Teaching computers to recognise particular emotions and even to mimic them – so-called 'affective computing' – acknowledges, almost without exception, that correctly determining someone's emotions without being able to see, hear or touch that person is almost impossible. This generally requires the input of additional hardware, such as IBM's temperature-sensitive 'Emotion' mouse.
Rosalind Picard, the founder and director of the Affective Computing Research Group at the Massachusetts Institute of Technology Media Lab, acknowledges that most of the emotions that people feel are not going to be picked up by technology. The Internet essentially remains an emotion-free medium. "Autistics, who typically have impairment in recognition of emotion, have commented that they love being on the web because it levels the playing field for them," she says. "In a sense, everyone is autistic online."
She adds: "With the exception of gifted poets and others who work hard to lessen the ambiguity of the emotions expressed online, most of the emotions we show to our keyboards, monitors and mice are not transmitted. Sometimes, this is good; but, often it's a source of misunderstanding and miscommunication, resulting in lost time, damaged relationships, and reduced productivity."
If humans have difficulty reading emotions online, what hope for computers? The danger is that users will be even more likely to leave a site if it misreads their desire for help or information. Attempts by Microsoft to create interfaces for PCs that analyse user behaviour and try to understand it led to 'Bob' in 1995 and his equally dislikeable successor Clippie, the Microsoft Office paperclip. Microsoft found that many users actually preferred the standard interface to the new 'friendly' interface.

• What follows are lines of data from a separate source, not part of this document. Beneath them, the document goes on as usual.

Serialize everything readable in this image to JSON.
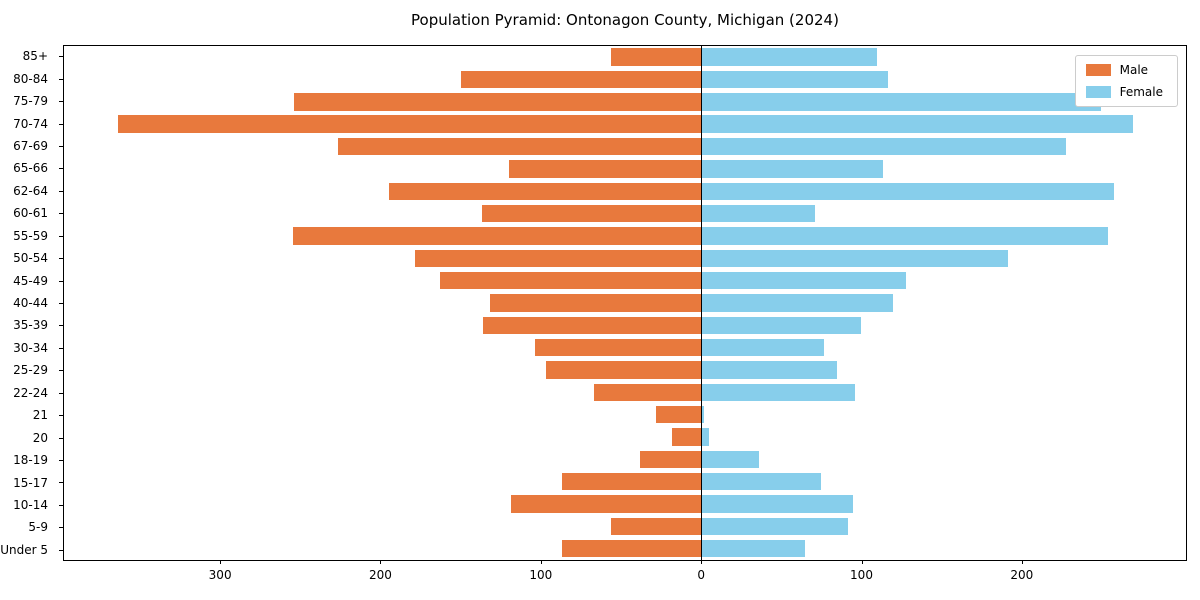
{
  "chart_data": {
    "type": "bar",
    "variant": "population-pyramid",
    "title": "Population Pyramid: Ontonagon County, Michigan (2024)",
    "categories": [
      "85+",
      "80-84",
      "75-79",
      "70-74",
      "67-69",
      "65-66",
      "62-64",
      "60-61",
      "55-59",
      "50-54",
      "45-49",
      "40-44",
      "35-39",
      "30-34",
      "25-29",
      "22-24",
      "21",
      "20",
      "18-19",
      "15-17",
      "10-14",
      "5-9",
      "Under 5"
    ],
    "series": [
      {
        "name": "Male",
        "side": "left",
        "color": "#E8793D",
        "values": [
          56,
          150,
          254,
          364,
          227,
          120,
          195,
          137,
          255,
          179,
          163,
          132,
          136,
          104,
          97,
          67,
          28,
          18,
          38,
          87,
          119,
          56,
          87
        ]
      },
      {
        "name": "Female",
        "side": "right",
        "color": "#87CEEB",
        "values": [
          110,
          117,
          250,
          270,
          228,
          114,
          258,
          71,
          254,
          192,
          128,
          120,
          100,
          77,
          85,
          96,
          2,
          5,
          36,
          75,
          95,
          92,
          65
        ]
      }
    ],
    "xlim": [
      -398,
      303
    ],
    "x_ticks": [
      {
        "value": -300,
        "label": "300"
      },
      {
        "value": -200,
        "label": "200"
      },
      {
        "value": -100,
        "label": "100"
      },
      {
        "value": 0,
        "label": "0"
      },
      {
        "value": 100,
        "label": "100"
      },
      {
        "value": 200,
        "label": "200"
      }
    ],
    "legend_position": "upper right",
    "grid": false,
    "zero_line": true
  }
}
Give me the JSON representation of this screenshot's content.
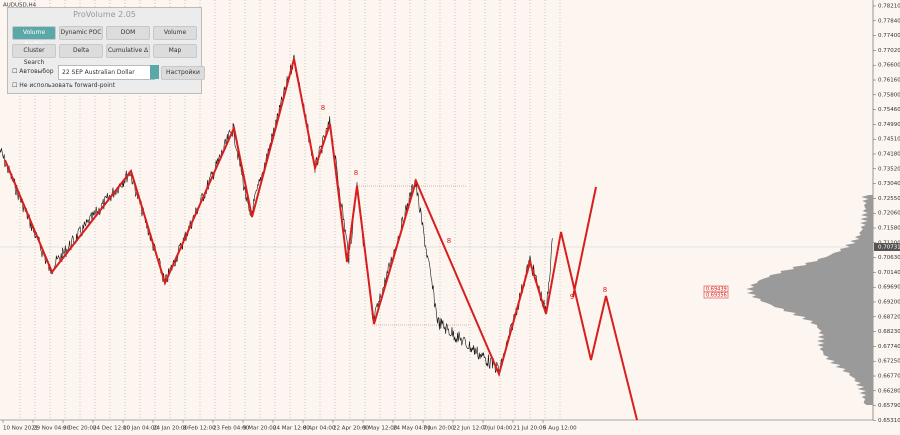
{
  "window": {
    "symbol": "AUDUSD,H4"
  },
  "panel": {
    "title": "ProVolume 2.05",
    "buttons": [
      "Volume Profile",
      "Dynamic POC",
      "DOM",
      "Volume",
      "Cluster Search",
      "Delta",
      "Cumulative Δ",
      "Map"
    ],
    "auto_select": "Автовыбор",
    "instrument": "22 SEP Australian Dollar",
    "settings": "Настройки",
    "forward_point": "Не использовать forward-point"
  },
  "price_axis": {
    "labels": [
      "0.78210",
      "0.77840",
      "0.77400",
      "0.77020",
      "0.76600",
      "0.76160",
      "0.75800",
      "0.75460",
      "0.74990",
      "0.74510",
      "0.74180",
      "0.73520",
      "0.73040",
      "0.72550",
      "0.72060",
      "0.71580",
      "0.71100",
      "0.70630",
      "0.70140",
      "0.69690",
      "0.69200",
      "0.68720",
      "0.68230",
      "0.67740",
      "0.67250",
      "0.66770",
      "0.66280",
      "0.65790",
      "0.65310"
    ],
    "current_price": "0.70731",
    "levels": [
      "0.69439",
      "0.69356"
    ]
  },
  "time_axis": {
    "labels": [
      "10 Nov 2021",
      "29 Nov 04:00",
      "9 Dec 20:00",
      "24 Dec 12:00",
      "10 Jan 04:00",
      "24 Jan 20:00",
      "8 Feb 12:00",
      "23 Feb 04:00",
      "9 Mar 20:00",
      "24 Mar 12:00",
      "8 Apr 04:00",
      "22 Apr 20:00",
      "9 May 12:00",
      "24 May 04:00",
      "7 Jun 20:00",
      "22 Jun 12:00",
      "7 Jul 04:00",
      "21 Jul 20:00",
      "5 Aug 12:00"
    ]
  },
  "annotations": [
    "8",
    "8",
    "8",
    "8",
    "9"
  ]
}
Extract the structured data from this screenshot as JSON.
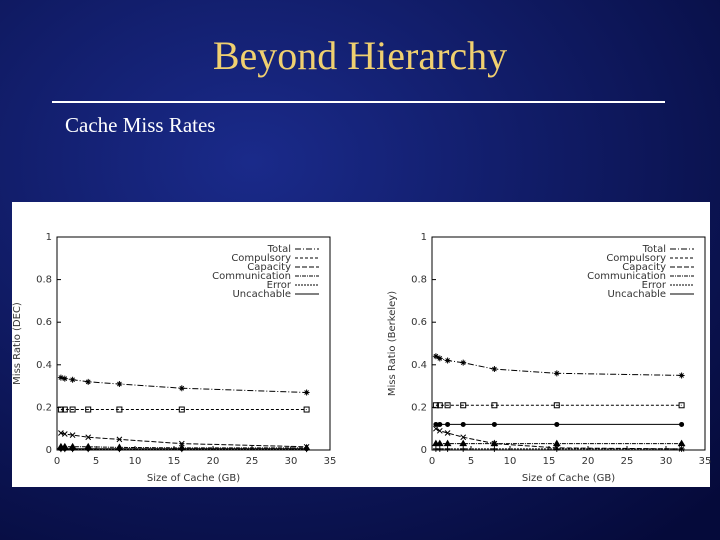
{
  "title": "Beyond Hierarchy",
  "subtitle": "Cache Miss Rates",
  "chart_data": [
    {
      "type": "line",
      "xlabel": "Size of Cache (GB)",
      "ylabel": "Miss Ratio (DEC)",
      "x": [
        0.5,
        1,
        2,
        4,
        8,
        16,
        32
      ],
      "xlim": [
        0,
        35
      ],
      "xticks": [
        0,
        5,
        10,
        15,
        20,
        25,
        30,
        35
      ],
      "ylim": [
        0,
        1
      ],
      "yticks": [
        0,
        0.2,
        0.4,
        0.6,
        0.8,
        1
      ],
      "legend": "upper right",
      "series": [
        {
          "name": "Total",
          "color": "#000000",
          "values": [
            0.34,
            0.335,
            0.33,
            0.32,
            0.31,
            0.29,
            0.27
          ]
        },
        {
          "name": "Compulsory",
          "color": "#000000",
          "values": [
            0.19,
            0.19,
            0.19,
            0.19,
            0.19,
            0.19,
            0.19
          ]
        },
        {
          "name": "Capacity",
          "color": "#000000",
          "values": [
            0.08,
            0.075,
            0.07,
            0.06,
            0.05,
            0.03,
            0.015
          ]
        },
        {
          "name": "Communication",
          "color": "#000000",
          "values": [
            0.015,
            0.015,
            0.015,
            0.015,
            0.012,
            0.01,
            0.01
          ]
        },
        {
          "name": "Error",
          "color": "#000000",
          "values": [
            0.004,
            0.004,
            0.004,
            0.004,
            0.004,
            0.004,
            0.004
          ]
        },
        {
          "name": "Uncachable",
          "color": "#000000",
          "values": [
            0.006,
            0.006,
            0.006,
            0.006,
            0.006,
            0.006,
            0.006
          ]
        }
      ]
    },
    {
      "type": "line",
      "xlabel": "Size of Cache (GB)",
      "ylabel": "Miss Ratio (Berkeley)",
      "x": [
        0.5,
        1,
        2,
        4,
        8,
        16,
        32
      ],
      "xlim": [
        0,
        35
      ],
      "xticks": [
        0,
        5,
        10,
        15,
        20,
        25,
        30,
        35
      ],
      "ylim": [
        0,
        1
      ],
      "yticks": [
        0,
        0.2,
        0.4,
        0.6,
        0.8,
        1
      ],
      "legend": "upper right",
      "series": [
        {
          "name": "Total",
          "color": "#000000",
          "values": [
            0.44,
            0.43,
            0.42,
            0.41,
            0.38,
            0.36,
            0.35
          ]
        },
        {
          "name": "Compulsory",
          "color": "#000000",
          "values": [
            0.21,
            0.21,
            0.21,
            0.21,
            0.21,
            0.21,
            0.21
          ]
        },
        {
          "name": "Capacity",
          "color": "#000000",
          "values": [
            0.1,
            0.09,
            0.08,
            0.06,
            0.03,
            0.01,
            0.005
          ]
        },
        {
          "name": "Communication",
          "color": "#000000",
          "values": [
            0.03,
            0.03,
            0.03,
            0.03,
            0.03,
            0.03,
            0.03
          ]
        },
        {
          "name": "Error",
          "color": "#000000",
          "values": [
            0.005,
            0.005,
            0.005,
            0.005,
            0.005,
            0.005,
            0.005
          ]
        },
        {
          "name": "Uncachable",
          "color": "#000000",
          "values": [
            0.12,
            0.12,
            0.12,
            0.12,
            0.12,
            0.12,
            0.12
          ]
        }
      ]
    }
  ]
}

Companies experimenting with psychological profiling admit that current technologies are far from perfect. "We're aware that in everything we do, there is error," says APR's Brown. "Error in eliciting information, error in building the profile, error in classification, error in matching. So each process is error prone. One of our goals is to minimise error and minimise the consequences of error."
The development of software that is able to read users, minds undoubtedly remains the stuff of science fiction. But instead of trying to understand a person from moment to moment, which, Brown contends, is hard even for humans to do, longer term profiling – predicting general behaviour and interests – is a more achievable goal. " In my view, we're creating a piece of technology that's helpful and understands. How far have we got? About 5%. But it's a terrific goal," he says.